Publié le par Espiel71 Militante

Des agriculteurs d'Île-de-France bloquent vendredi matin la circulation sur les Champs-Élysées à Paris







La FNSEA (Fédération nationale des syndicats d'exploitants agricoles) organise vendredi une journée nationale de mobilisation contre la baisse des revenus de l'ensemble des agriculteurs. Lait, légumes et fruits, viticulture, viande (bovine et porcine) ou encore céréales : en août, les prix agricoles ont poursuivi leur recul de 2,5 % par rapport à juillet et de 15 % sur un an, selon l'Insee. Après une baisse de 20 % en 2008, les agriculteurs s'attendent cette année à une nouvelle chute de leurs revenus. Aussi la FNSEA demande-t-elle un plan d'aide de 1,4 milliard d'euros, dont 400 millions d'euros d'exonérations de taxe en urgence pour que les exploitations agricoles retrouvent de la trésorerie.

Les agriculteurs mènent donc des actions dans toute la France. Tôt vendredi matin, une cinquantaine de céréaliers ont bloqué la circulation sur les Champs-Élysées, à Paris. Venus à l'appel des Jeunes Agriculteurs, ils ont installé dès 7 h 30 des barrières de chantier et des bottes de paille, à hauteur de l'avenue George V. Ils ont aussi enflammé des pneus, coupant complètement la circulation, avant de rejoindre le parvis des Invalides.

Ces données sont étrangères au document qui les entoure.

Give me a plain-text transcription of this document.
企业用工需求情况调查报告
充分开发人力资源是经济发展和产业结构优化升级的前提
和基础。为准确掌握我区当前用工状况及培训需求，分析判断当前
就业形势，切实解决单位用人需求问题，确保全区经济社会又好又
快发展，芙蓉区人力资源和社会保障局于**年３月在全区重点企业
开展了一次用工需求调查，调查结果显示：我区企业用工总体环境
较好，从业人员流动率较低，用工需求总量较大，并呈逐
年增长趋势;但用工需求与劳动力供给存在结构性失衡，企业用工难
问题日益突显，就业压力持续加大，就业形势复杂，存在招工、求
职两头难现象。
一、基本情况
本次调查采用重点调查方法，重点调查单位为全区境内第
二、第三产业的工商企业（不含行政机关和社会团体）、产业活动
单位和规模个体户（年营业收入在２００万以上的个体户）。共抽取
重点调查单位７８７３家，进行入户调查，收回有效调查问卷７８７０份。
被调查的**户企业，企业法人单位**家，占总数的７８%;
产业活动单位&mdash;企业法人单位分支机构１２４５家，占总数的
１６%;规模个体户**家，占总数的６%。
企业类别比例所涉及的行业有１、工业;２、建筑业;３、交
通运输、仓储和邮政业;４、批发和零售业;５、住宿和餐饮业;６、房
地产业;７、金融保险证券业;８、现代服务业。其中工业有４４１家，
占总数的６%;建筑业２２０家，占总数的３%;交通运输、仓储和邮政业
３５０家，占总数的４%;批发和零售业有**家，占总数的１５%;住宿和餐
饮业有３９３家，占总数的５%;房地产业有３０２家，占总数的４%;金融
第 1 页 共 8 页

Ces scènes se sont répétées dans toute la France. À Toulouse, des milliers d'agriculteurs ont érigé un mur de paille devant la préfecture de la Haute-Garonne. À Metz, plus de 3.000 agriculteurs et près de 1.600 tracteurs, selon les organisateurs, et respectivement 1.800 et 1.500 selon la police, ont défilé dans le centre-ville. À Colmar, Fontainebleau, Saint-Quentin, Laon, Soissons, Dunkerque ou Lille, les cortèges de tracteurs ont occasionné de sérieux ralentissements.

Le ministre de l'Agriculture, Bruno Le Maire, a déclaré vendredi n'être "pas surpris" par l'ampleur de cette mobilisation. "Il y a une mobilisation importante qui traduit le désarroi et l'inquiétude de tous les agriculteurs de France. Aujourd'hui, c'est toute la France agricole qui souffre", a-t-il reconnu sur BFM. "Je ne suis pas surpris" par la mobilisation, a-t-il toutefois ajouté, affirmant : "Il faut entendre cette inquiétude et y répondre."